The Food52 Vegan Cookbook is here! With this book from Gena Hamshaw, anyone can learn how to eat more plants (and along the way, how to cook with and love cashew cheese, tofu, and nutritional yeast).
Gena is a registered dietitian, recipe developer, and food blogger. She's the author of three cookbooks, including Power Plates (2017) and Food52 Vegan (2015). She enjoys cooking vegetables, making bread, and challenging herself with vegan baking projects.
I feared yeast too! Until I conquered vegan hot cross buns this year. Very exciting! I thank Gwen at Delightful Adventures. I happened upon her website while missing the hot cross buns from my pre-vegan days that I'd loved so much.
Your experience with yeast sounds so much like mine!
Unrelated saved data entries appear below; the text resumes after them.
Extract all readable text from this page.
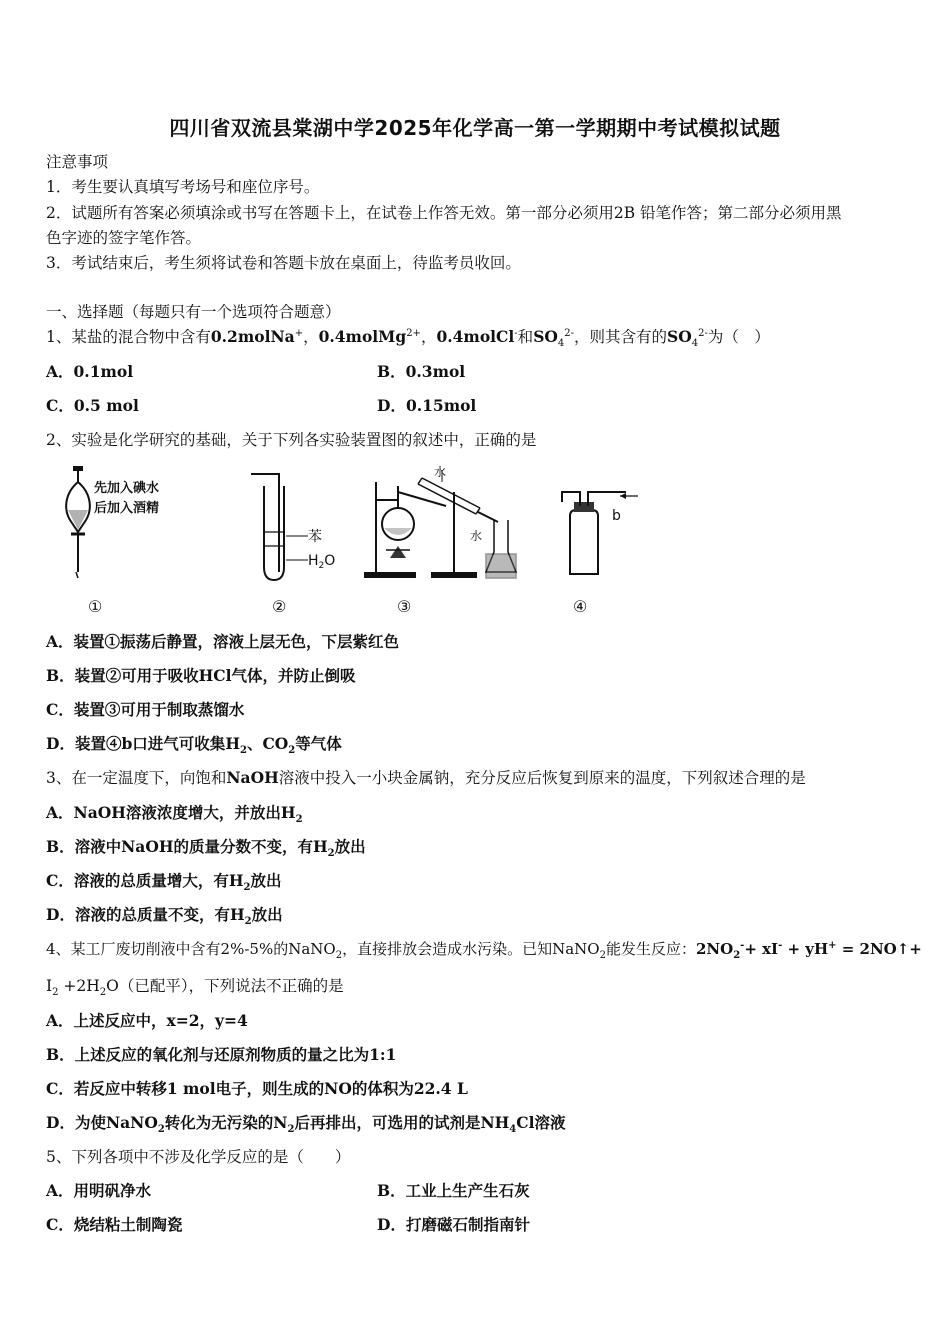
四川省双流县棠湖中学2025年化学高一第一学期期中考试模拟试题
注意事项
1．考生要认真填写考场号和座位序号。
2．试题所有答案必须填涂或书写在答题卡上，在试卷上作答无效。第一部分必须用2B 铅笔作答；第二部分必须用黑
色字迹的签字笔作答。
3．考试结束后，考生须将试卷和答题卡放在桌面上，待监考员收回。
一、选择题（每题只有一个选项符合题意）
1、某盐的混合物中含有0.2molNa+，0.4molMg$^{2+}$，0.4molCl-和$SO_4^{2-}$，则其含有的$SO_4^{2-}$为（　）
A．0.1mol	B．0.3mol
C．0.5 mol	D．0.15mol
2、实验是化学研究的基础，关于下列各实验装置图的叙述中，正确的是
先加入碘水
后加入酒精
苯
$H_2O$
水
水
b
①	②	③	④
A．装置①振荡后静置，溶液上层无色，下层紫红色
B．装置②可用于吸收HCl气体，并防止倒吸
C．装置③可用于制取蒸馏水
D．装置④b口进气可收集$H_2$、$CO_2$等气体
3、在一定温度下，向饱和NaOH溶液中投入一小块金属钠，充分反应后恢复到原来的温度，下列叙述合理的是
A．NaOH溶液浓度增大，并放出$H_2$
B．溶液中NaOH的质量分数不变，有$H_2$放出
C．溶液的总质量增大，有$H_2$放出
D．溶液的总质量不变，有$H_2$放出
4、某工厂废切削液中含有2%-5%的NaNO$_2$，直接排放会造成水污染。已知NaNO$_2$能发生反应：$2NO_2^-+ xI^- + yH^+$ = 2NO↑+
$I_2 +2H_2O$（已配平），下列说法不正确的是
A．上述反应中，x=2，y=4
B．上述反应的氧化剂与还原剂物质的量之比为1:1
C．若反应中转移1 mol电子，则生成的NO的体积为22.4 L
D．为使NaNO$_2$转化为无污染的$N_2$后再排出，可选用的试剂是$NH_4Cl$溶液
5、下列各项中不涉及化学反应的是（　　）
A．用明矾净水	B．工业上生产生石灰
C．烧结粘土制陶瓷	D．打磨磁石制指南针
I've spent years honing my baking skills with cakes, bars, pies, etc., yet after one or two mishaps with yeast found myself throwing up my hands with anything involving yeast and kneading. It's so nice to hear about a similar experience and how you overcame it! You've definitely inspired me to try making some yeasted rolls soon.
@ bhilz: I had the same heebie-jeebies about yeasted anything until I tried the original Lahey version of no-knead bread. It's so easy (even though it takes a day), that after a couple of tries I was confident enough to move on to other breads. Maybe you could start with something like that.